I'd personally like to see that one in Pitch F/X. (Has someone done this study?) The effect could be that road pitchers pitch a little more tentatively.
I agree that batting last plays a huge part. In fact, it's on my to-do list to look into some of the mechanisms of why exactly that happens.
Homestead Homies of '95? Twenty extra credit points for that reference!
I think there is some merit to this argument, especially given that "that team from the Bronx" has been mentioned in connection with Halladay. Trade him there and you have to see him 5-6 times per year pitching against you. Maybe that plays into the calculations, especially since you hope to rebuild the Jays in 3-4 years and Halladay might still be in pinstripes at that point. However, I think that's just something that you build into the "cost" of the offer. Maybe the Yankees or Red Sox have to pay a premium because of the division issue, but to outright refuse to deal with them seems silly.

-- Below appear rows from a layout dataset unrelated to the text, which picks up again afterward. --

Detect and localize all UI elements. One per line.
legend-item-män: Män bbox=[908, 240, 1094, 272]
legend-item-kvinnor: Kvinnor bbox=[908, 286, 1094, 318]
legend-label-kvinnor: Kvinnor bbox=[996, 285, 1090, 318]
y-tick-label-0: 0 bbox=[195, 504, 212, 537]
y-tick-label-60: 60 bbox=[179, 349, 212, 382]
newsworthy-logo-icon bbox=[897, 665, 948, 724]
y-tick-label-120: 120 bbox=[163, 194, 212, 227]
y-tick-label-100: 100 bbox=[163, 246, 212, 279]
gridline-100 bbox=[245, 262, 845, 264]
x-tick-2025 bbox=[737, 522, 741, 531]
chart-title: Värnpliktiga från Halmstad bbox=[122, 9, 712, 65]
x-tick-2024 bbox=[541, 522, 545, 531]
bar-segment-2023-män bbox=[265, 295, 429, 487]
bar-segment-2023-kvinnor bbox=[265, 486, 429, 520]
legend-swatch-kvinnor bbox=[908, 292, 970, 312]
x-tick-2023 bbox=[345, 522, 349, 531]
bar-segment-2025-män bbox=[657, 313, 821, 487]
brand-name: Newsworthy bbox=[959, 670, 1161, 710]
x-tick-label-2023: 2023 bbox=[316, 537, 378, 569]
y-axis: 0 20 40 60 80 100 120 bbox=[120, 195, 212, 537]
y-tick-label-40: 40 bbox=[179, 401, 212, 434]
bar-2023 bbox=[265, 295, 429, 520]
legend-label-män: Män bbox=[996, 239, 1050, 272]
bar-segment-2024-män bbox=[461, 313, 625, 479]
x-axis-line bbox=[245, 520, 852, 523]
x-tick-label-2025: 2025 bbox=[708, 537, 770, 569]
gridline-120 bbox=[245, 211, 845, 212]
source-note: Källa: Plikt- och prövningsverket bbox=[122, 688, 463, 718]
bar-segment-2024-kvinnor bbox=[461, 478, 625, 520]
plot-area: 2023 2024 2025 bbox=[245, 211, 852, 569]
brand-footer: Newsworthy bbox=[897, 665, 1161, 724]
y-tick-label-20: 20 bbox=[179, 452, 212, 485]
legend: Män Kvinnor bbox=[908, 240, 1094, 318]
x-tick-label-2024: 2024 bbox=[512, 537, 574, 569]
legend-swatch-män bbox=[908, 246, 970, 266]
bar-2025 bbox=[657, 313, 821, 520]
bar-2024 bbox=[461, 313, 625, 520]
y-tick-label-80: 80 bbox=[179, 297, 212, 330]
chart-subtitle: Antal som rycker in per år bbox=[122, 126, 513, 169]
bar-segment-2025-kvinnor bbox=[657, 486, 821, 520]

Thanks all so far for the comments. My 'reply to' button is also malfunctioning, so I'll have to do one big round-up here.
Several of you have brought up good points about other variables which will no doubt play into the Blue Jays' thought process. Of course, nothing in baseball is simple enough that it can fit into a few thousand words.

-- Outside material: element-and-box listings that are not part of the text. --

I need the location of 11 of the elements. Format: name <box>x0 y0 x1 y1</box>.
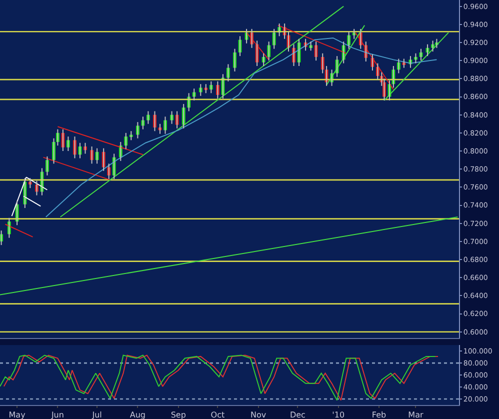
x-tick-label: Mar <box>408 410 424 419</box>
x-tick-label: Sep <box>170 410 186 419</box>
x-tick-label: Feb <box>372 410 386 419</box>
x-tick-label: May <box>8 410 26 419</box>
x-tick-label: Oct <box>210 410 225 419</box>
x-tick-label: Jul <box>91 410 102 419</box>
x-tick-label: Jun <box>50 410 64 419</box>
x-tick-label: Dec <box>290 410 306 419</box>
x-tick-label: Nov <box>250 410 266 419</box>
x-tick-label: '10 <box>332 410 345 419</box>
x-tick-label: Aug <box>130 410 146 419</box>
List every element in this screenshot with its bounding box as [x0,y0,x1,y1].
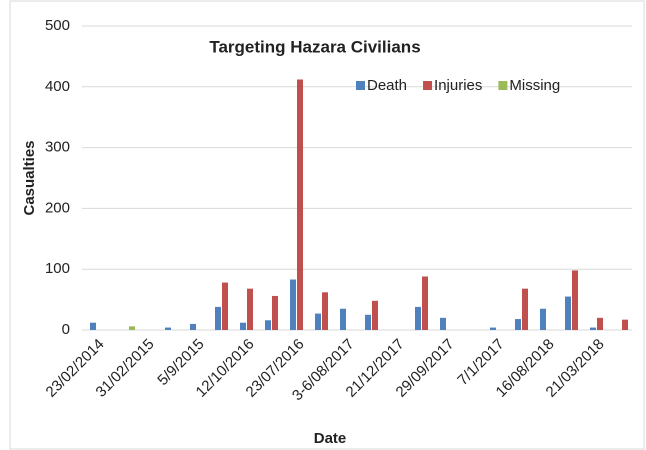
bar [365,314,371,330]
legend-label: Missing [509,77,560,94]
bar [597,317,603,330]
legend-label: Injuries [434,77,482,94]
x-axis-label: Date [314,430,347,447]
y-tick-label: 200 [45,199,70,216]
bar [572,270,578,330]
bar [590,327,596,330]
bar [322,292,328,330]
bar [90,322,96,330]
bar [129,326,135,330]
legend-swatch [423,81,433,90]
chart-title: Targeting Hazara Civilians [209,37,420,56]
bar [522,288,528,330]
y-tick-label: 300 [45,139,70,156]
legend-swatch [498,81,508,90]
bar [515,319,521,330]
bar [315,313,321,330]
bar [622,319,628,330]
bar [340,308,346,330]
bar [190,323,196,330]
y-tick-label: 500 [45,17,70,34]
bar [490,327,496,330]
y-tick-label: 400 [45,78,70,95]
chart-border [9,0,645,450]
y-axis-label: Casualties [21,140,38,215]
legend-swatch [356,81,365,90]
bar [215,306,221,330]
bar [290,279,296,330]
bar [165,327,171,330]
bar [240,322,246,330]
bar [265,320,271,330]
bar [422,276,428,330]
bar [415,306,421,330]
y-tick-label: 100 [45,260,70,277]
y-tick-label: 0 [62,321,70,338]
bar [247,288,253,330]
bar [540,308,546,330]
bar [222,282,228,330]
bar [372,300,378,330]
legend-label: Death [367,77,407,94]
bar [297,79,303,330]
bar [440,317,446,330]
bar [272,295,278,330]
bar [565,296,571,330]
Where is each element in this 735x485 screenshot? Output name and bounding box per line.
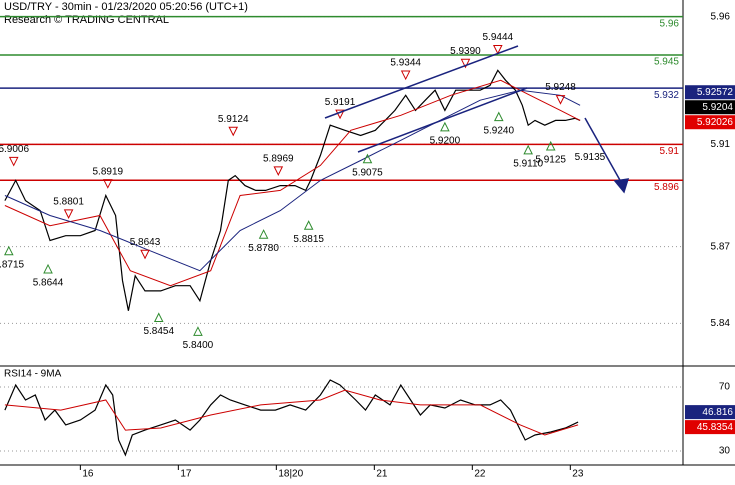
low-marker [258,229,269,239]
price-tag [685,85,735,100]
price-tag-label: 5.9204 [702,102,733,113]
level-label: 5.96 [660,18,680,29]
series-line [4,379,579,457]
annotation-label: 5.9240 [483,125,514,136]
annotation-label: 5.9075 [352,167,383,178]
price-tag-label: 45.8354 [697,422,734,433]
price-tag-label: 5.92572 [697,87,734,98]
series-line [4,79,581,287]
series-line [4,69,581,311]
annotation-label: 5.9390 [450,46,481,57]
high-marker [8,156,19,167]
low-marker [545,140,556,151]
series-line [4,89,581,272]
annotation-label: 5.9110 [513,158,543,169]
annotation-label: 5.8969 [263,154,294,165]
annotation-label: 5.9191 [325,97,356,108]
low-marker [193,326,203,336]
price-tag [685,420,735,435]
high-marker [228,126,239,137]
low-marker [43,263,53,274]
price-tag-label: 46.816 [702,407,733,418]
channel-line [357,87,528,153]
panel-title: RSI14 - 9MA [4,369,62,380]
channel-line [324,45,519,119]
low-marker [303,220,314,230]
low-marker [362,153,373,164]
high-marker [102,179,113,189]
series-line [4,389,579,436]
low-marker [153,312,164,323]
y-tick-label: 5.96 [711,11,731,22]
annotation-label: 5.9006 [0,144,29,155]
price-tag-label: 5.92026 [697,117,734,128]
y-tick-label: 5.84 [711,318,731,329]
price-tag [685,115,735,130]
price-tag [685,100,735,115]
high-marker [273,166,284,177]
x-tick-label: 23 [572,469,584,480]
low-marker [4,245,14,256]
x-tick-label: 21 [376,469,388,480]
high-marker [63,209,74,219]
high-marker [335,109,345,120]
x-tick-label: 17 [180,469,192,480]
annotation-label: 5.8715 [0,259,25,270]
trend-lines [324,45,630,194]
x-tick-label: 22 [474,469,486,480]
annotation-label: 5.8780 [248,243,279,254]
arrow-head [613,178,630,194]
annotation-label: 5.9200 [430,135,461,146]
annotation-label: 5.9444 [482,32,513,43]
y-tick-label: 30 [719,446,731,457]
y-tick-label: 70 [719,382,731,393]
y-tick-label: 5.91 [711,139,731,150]
high-marker [460,58,471,69]
y-tick-label: 5.87 [711,241,731,252]
annotation-label: 5.8454 [143,326,174,337]
annotation-label: 5.8801 [53,196,84,207]
high-marker [555,95,566,105]
annotation-label: 5.8643 [130,237,161,248]
low-marker [493,111,504,122]
level-label: 5.91 [660,146,680,157]
low-marker [440,121,450,132]
annotation-label: 5.9124 [218,114,249,125]
annotation-label: 5.9248 [545,82,576,93]
chart-subtitle: Research © TRADING CENTRAL [4,14,169,26]
x-tick-label: 16 [82,469,94,480]
annotation-label: 5.8400 [183,340,214,351]
high-marker [400,70,411,81]
high-marker [492,44,503,55]
chart-title: USD/TRY - 30min - 01/23/2020 05:20:56 (U… [4,1,248,13]
price-tag [685,405,735,420]
annotation-label: 5.9125 [535,155,566,166]
high-marker [140,249,150,260]
level-label: 5.896 [654,182,679,193]
annotation-label: 5.8919 [92,166,123,177]
annotation-label: 5.8815 [293,234,324,245]
x-tick-label: 18|20 [278,469,303,480]
annotation-label: 5.9135 [575,152,606,163]
annotation-label: 5.8644 [33,278,64,289]
low-marker [523,144,533,155]
annotation-label: 5.9344 [390,58,421,69]
level-label: 5.945 [654,57,679,68]
forecast-arrow [584,117,622,183]
level-label: 5.932 [654,90,679,101]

A couple people have brought up whether this is a true analog to the Ultimatum Game more properly. It's true that a year of Halladay and his compensatory draft picks aren't worthless, but there's probably a better offer out there. True, there are multiple teams (I assume) making offers, but eventually, they will all bid up to their highest point. One of them will be the best. That's when it becomes a two player game. What if that offer isn't "equal value" to Halladay? So long as it beats the two draft picks, then the Blue Jays should take it. The idea of taking things to the trading deadline is a rational idea, but eventually, you have to make a decision. It's possible that you get a better deal in July, but at that point, you might still find yourself not getting equal value.

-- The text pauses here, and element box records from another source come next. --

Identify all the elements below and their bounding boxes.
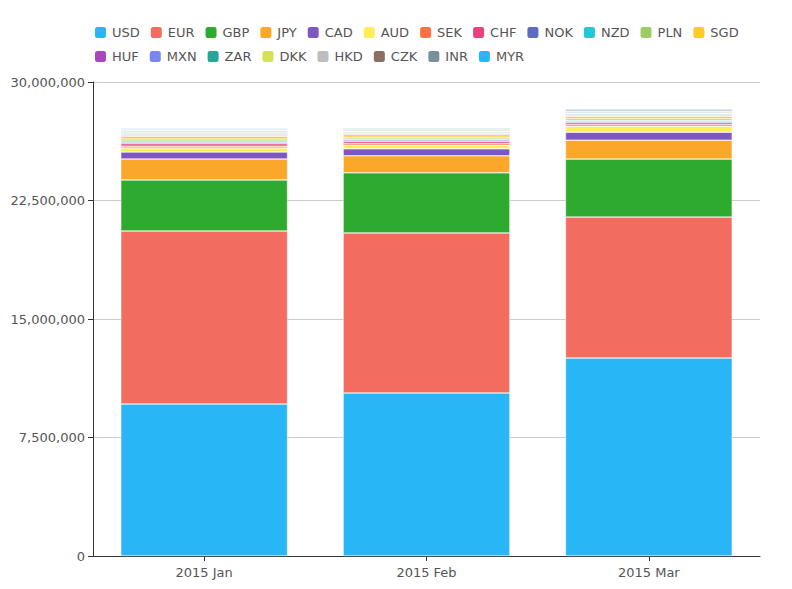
svg-text:AUD: AUD [381, 25, 409, 40]
svg-text:2015 Jan: 2015 Jan [176, 565, 233, 580]
svg-text:SGD: SGD [710, 25, 738, 40]
svg-text:CHF: CHF [490, 25, 516, 40]
svg-text:NOK: NOK [544, 25, 573, 40]
svg-text:SEK: SEK [437, 25, 462, 40]
svg-text:30,000,000: 30,000,000 [11, 75, 85, 90]
svg-text:CZK: CZK [391, 49, 418, 64]
svg-text:JPY: JPY [276, 25, 296, 40]
svg-text:INR: INR [445, 49, 468, 64]
svg-text:EUR: EUR [168, 25, 195, 40]
svg-text:HKD: HKD [335, 49, 363, 64]
svg-text:MYR: MYR [496, 49, 524, 64]
svg-text:7,500,000: 7,500,000 [19, 430, 85, 445]
svg-text:15,000,000: 15,000,000 [11, 312, 85, 327]
svg-text:2015 Mar: 2015 Mar [618, 565, 680, 580]
svg-text:ZAR: ZAR [225, 49, 252, 64]
svg-text:0: 0 [77, 549, 85, 564]
svg-text:2015 Feb: 2015 Feb [396, 565, 456, 580]
svg-text:NZD: NZD [601, 25, 630, 40]
svg-text:GBP: GBP [223, 25, 250, 40]
svg-text:USD: USD [112, 25, 140, 40]
svg-text:MXN: MXN [167, 49, 197, 64]
svg-text:PLN: PLN [658, 25, 683, 40]
svg-text:22,500,000: 22,500,000 [11, 193, 85, 208]
svg-text:DKK: DKK [279, 49, 307, 64]
svg-text:HUF: HUF [112, 49, 139, 64]
svg-text:CAD: CAD [325, 25, 353, 40]
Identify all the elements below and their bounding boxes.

I think some people misunderstand here. It's not that the Jays should take the first offer that comes along that's better than the two draft picks. They should build a market, encourage teams to bid up, etc. When everyone says "... and that really is my final offer" they should take that one.
The other issue is whether there is some value in not cooperating, whether in the form of "hey you know you screwed the other guy over" (which, added to $3.00, will get you a cup of coffee), or whether building a reputation for further trades is worth it. (Something like: "Anthopolous is soft and will take less than full value.") I don't think that holds up in this case for a couple reasons. One, Halladay is a major stakes game. How often do you trade a guy like him? You need to make sure that you get something for him. If that means you get a little less when you trade some random middle infielder next year, so be it. Second, I don't know that it really is "giving in" here as much as bowing to the reality of the situation. Structurally, the Jays are screwed. They have no leverage other than "make a better offer or we'll send him to Team B," but even that has its upper limit. When they make another deal where they have some leverage, they can hold out all they want. They can spin this one (correctly) as "what were our other options?"
Yes, the fans are going to be mad. Trading Halladay is an admission that the Jays don't think they have a chance for the next few years, and that's discouraging, because Americans... oh right... want a winner and want it now, and most of the time, you can only have one of those.
Don't hang around with clinical psychologists. They're all nuts.